1. The information content of secondary sexual traits and the benefits gathered by choosy females are at the heart of sexual selection theory. Indicator models of sexual selection assume that secondary sexual traits reflect the phenotypic/genetic quality of their bearers and that females gather benefits from choosing these high-quality males.
2. Here, we tested the idea that courtship display reflects the health status in a bird species with a lek-based mating system, the houbara bustard (Chlamydotis undulata undulata). A group of males was treated with the lipopolysaccharide (LPS) of the cell wall of the bacterium Escherichia coli during the seasonal peak of courtship display, while another group of males was injected with a phosphate-buffered saline solution (PBS) as a control. We then monitored the effect of the treatment on both courtship display and ejaculate quality. Finally, females were artificially inseminated with semen from LPS and PBS males, which allowed us to assess the effect of the immunological treatment on reproduction.
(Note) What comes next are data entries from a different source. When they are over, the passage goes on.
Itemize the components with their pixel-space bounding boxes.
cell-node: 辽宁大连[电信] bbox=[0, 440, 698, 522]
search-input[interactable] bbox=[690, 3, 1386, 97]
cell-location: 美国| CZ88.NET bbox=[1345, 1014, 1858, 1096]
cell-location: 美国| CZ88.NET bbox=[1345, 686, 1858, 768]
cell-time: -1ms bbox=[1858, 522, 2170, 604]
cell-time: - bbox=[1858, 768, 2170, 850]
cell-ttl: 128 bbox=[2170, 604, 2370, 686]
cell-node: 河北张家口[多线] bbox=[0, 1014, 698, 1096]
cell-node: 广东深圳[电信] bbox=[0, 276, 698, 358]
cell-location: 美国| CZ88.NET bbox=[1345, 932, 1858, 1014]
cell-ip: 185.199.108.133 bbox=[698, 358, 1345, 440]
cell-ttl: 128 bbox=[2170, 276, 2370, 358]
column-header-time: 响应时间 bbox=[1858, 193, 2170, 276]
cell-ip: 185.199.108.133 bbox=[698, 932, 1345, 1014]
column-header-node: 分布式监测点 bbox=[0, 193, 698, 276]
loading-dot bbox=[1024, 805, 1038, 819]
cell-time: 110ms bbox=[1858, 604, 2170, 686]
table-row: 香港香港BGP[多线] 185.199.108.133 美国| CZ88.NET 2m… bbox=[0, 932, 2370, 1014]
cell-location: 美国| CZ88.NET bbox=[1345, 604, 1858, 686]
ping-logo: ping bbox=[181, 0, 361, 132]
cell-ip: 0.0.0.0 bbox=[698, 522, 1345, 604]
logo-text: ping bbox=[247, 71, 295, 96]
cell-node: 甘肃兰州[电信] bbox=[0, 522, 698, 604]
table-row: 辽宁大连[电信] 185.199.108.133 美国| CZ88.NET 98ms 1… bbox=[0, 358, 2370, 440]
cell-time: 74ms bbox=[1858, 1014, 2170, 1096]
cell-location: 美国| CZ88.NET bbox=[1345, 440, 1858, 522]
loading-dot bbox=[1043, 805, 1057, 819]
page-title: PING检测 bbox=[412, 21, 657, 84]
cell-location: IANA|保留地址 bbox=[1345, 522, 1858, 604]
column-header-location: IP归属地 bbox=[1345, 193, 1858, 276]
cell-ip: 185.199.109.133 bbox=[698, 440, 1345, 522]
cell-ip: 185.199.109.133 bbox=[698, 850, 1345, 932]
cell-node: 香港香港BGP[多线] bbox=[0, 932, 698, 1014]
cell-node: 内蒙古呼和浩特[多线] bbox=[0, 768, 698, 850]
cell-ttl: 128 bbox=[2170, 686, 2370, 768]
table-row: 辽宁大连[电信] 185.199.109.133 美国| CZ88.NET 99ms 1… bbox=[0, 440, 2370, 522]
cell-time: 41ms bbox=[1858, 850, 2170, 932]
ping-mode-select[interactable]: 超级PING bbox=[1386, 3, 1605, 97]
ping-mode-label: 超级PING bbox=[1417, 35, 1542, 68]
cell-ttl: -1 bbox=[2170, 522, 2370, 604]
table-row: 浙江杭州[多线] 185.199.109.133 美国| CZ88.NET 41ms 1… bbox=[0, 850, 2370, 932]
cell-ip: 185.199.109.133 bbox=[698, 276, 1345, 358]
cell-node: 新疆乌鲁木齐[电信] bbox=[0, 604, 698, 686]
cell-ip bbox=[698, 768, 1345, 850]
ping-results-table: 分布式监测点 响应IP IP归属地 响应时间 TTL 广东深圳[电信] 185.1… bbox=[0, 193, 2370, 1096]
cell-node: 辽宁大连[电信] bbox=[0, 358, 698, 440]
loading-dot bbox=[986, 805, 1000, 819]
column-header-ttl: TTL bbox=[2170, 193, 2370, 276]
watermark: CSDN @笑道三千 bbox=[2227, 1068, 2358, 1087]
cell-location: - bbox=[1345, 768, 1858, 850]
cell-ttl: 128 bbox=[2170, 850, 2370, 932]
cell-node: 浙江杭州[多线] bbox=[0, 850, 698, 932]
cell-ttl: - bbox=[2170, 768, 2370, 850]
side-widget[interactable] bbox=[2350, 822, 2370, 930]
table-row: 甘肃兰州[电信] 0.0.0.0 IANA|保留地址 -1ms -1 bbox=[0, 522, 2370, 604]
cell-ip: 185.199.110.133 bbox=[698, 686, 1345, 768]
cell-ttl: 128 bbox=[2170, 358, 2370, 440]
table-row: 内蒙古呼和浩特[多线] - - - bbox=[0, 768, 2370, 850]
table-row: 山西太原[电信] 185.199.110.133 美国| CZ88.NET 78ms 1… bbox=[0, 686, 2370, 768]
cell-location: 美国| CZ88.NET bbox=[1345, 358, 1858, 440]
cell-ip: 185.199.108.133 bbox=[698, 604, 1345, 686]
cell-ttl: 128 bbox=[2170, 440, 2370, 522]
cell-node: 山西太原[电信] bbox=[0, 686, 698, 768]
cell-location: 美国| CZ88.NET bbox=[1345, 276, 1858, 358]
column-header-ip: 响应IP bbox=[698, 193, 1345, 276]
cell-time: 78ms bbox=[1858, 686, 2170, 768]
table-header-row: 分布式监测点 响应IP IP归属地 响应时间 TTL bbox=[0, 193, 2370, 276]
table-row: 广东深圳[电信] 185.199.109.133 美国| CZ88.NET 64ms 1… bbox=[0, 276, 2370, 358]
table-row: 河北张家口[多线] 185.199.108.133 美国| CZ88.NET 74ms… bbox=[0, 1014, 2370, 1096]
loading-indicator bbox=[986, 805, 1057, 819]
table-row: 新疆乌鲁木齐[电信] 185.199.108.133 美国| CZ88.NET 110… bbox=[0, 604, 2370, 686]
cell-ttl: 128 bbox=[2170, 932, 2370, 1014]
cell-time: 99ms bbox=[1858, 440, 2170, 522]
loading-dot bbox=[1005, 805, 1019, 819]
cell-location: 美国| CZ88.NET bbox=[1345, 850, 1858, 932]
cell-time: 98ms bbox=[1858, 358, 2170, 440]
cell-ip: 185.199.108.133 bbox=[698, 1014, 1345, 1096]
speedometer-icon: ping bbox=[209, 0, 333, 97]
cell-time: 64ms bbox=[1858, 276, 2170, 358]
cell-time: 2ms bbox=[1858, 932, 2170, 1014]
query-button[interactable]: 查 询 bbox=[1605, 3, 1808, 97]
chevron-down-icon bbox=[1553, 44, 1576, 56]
3. We found that the inflammatory challenge reduced courtship display and semen quality compared to controls. Interestingly, males that better resisted to the immune challenge in terms of courtship display also better resisted in terms of ejaculate quality. Early reproductive failure was increased when females were artificially inseminated with semen from immune-activated males. Failure of eggs laid by females inseminated with LPS semen was due to a reduced fertilization power of sperm of LPS males or to increased embryo mortality in the very early stage of embryo development. As a consequence, hatching rate was reduced for females inseminated with semen collected from LPS males.
4. These results show that by assessing male courtship display, females may gain insight into the current phenotypic/genetic quality of mates and gather fitness benefits in terms of reproductive success.